An actin remodeling role for Arabidopsis processing bodies revealed by their proximity interactome

Left: Gradual edge or vertex accumulation of DCP1‐GFP in three different root regions. DCP1 signal intensity among the three different regions, at the edge/vertex (epidermis). Right: z cross‐sectional images of DCP1‐GFP (green) in the whole root compared to FM4‐64 staining (magenta, staining membranes). The circular plots indicate the average DCP1 localization (regions 1–3; N, biological replicates = 3, n = 10 cells; comparing regions 1–2 and 2–3). The 3D‐rendered images (PIN2‐GFP vs. mSCarlet‐DCP1) show the localization of mScarlet‐DCP1 at edges/vertices in two different regions (in comparison to PIN2‐GFP signal which decorated almost evenly the PM). Scale bars: 20 μm. Arrowhead denotes the edge (region 2) and the vertex (region 3) decorated by mScarlet‐DCP1 (also in the z cross‐sectional image). Note in a single cell file, how the localization from the PM changes to the edge, as indicated, along the proximodistal axis.

Representative confocal micrograph of DCP1‐GFP (DCP1pro:DCP1‐GFP, transgene) in root meristematic cells under NS/HS conditions (region 2). Scale bars, 5 μm. Note the depletion of DCP1 from the PM upon HS, but the increased edge/vertex signal (yellow arrowheads denote the vertex signal). Right: DCP1 signal intensity at the PM or edge/vertex (N, biological replicates = 3, n (pooled data of 3 biological replicates) = 18–23 PMs or edges/vertices).

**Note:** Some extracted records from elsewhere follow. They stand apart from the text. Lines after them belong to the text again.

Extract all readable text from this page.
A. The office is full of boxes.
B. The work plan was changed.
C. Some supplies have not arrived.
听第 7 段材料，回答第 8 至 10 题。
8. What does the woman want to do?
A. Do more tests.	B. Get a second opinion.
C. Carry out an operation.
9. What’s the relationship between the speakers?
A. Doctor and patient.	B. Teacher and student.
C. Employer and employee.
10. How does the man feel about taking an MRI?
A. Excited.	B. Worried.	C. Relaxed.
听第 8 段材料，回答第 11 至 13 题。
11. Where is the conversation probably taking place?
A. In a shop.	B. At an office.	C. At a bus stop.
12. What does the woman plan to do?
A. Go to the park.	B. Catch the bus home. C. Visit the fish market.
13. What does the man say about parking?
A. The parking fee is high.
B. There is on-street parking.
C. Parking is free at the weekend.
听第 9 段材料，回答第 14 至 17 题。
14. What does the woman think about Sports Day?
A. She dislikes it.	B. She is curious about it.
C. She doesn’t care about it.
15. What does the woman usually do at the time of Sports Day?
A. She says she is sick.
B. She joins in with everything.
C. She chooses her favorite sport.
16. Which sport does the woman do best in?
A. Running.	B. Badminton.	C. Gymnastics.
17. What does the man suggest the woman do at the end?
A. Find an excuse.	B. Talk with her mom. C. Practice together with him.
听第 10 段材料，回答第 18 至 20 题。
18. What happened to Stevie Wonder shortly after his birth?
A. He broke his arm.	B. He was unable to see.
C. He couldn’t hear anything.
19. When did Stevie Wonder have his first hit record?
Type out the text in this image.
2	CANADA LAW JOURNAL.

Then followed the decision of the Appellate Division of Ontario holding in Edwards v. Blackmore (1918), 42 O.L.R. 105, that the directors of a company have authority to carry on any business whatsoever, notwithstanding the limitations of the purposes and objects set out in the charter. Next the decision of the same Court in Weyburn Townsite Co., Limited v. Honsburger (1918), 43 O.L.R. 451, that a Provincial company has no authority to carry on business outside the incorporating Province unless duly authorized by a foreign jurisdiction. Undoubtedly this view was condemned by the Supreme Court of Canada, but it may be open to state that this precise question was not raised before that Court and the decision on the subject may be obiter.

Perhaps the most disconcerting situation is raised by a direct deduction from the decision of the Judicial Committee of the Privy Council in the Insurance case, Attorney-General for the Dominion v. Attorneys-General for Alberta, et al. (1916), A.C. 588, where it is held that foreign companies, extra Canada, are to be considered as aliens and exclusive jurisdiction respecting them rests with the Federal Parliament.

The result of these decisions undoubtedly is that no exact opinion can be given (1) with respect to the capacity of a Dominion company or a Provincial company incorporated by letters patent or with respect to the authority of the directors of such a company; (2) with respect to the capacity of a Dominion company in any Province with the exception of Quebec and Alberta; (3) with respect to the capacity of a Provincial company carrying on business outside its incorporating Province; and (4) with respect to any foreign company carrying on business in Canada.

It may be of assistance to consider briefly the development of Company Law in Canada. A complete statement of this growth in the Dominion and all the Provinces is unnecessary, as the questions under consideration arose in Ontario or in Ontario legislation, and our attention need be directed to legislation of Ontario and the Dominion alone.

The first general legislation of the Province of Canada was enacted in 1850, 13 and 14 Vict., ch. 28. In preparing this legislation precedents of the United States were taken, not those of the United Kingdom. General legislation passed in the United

Representative confocal images showing fusion (coarsening), fission, and growth of PBs (DCP1‐positive) at the PM (region 3). Right: states of PBs (dynamic: fusion and fission and non‐dynamic: stable; N, biological replicates = 2, n (pooled data of 3 biological replicates) = 6–8 PBs). As a cautionary note, the “stable” PBs may not show dynamicity in the imaging time used (~ 3–5 min) but later, may do.

Figure 4. DCP1 protein accumulates at edges and then vertices during development.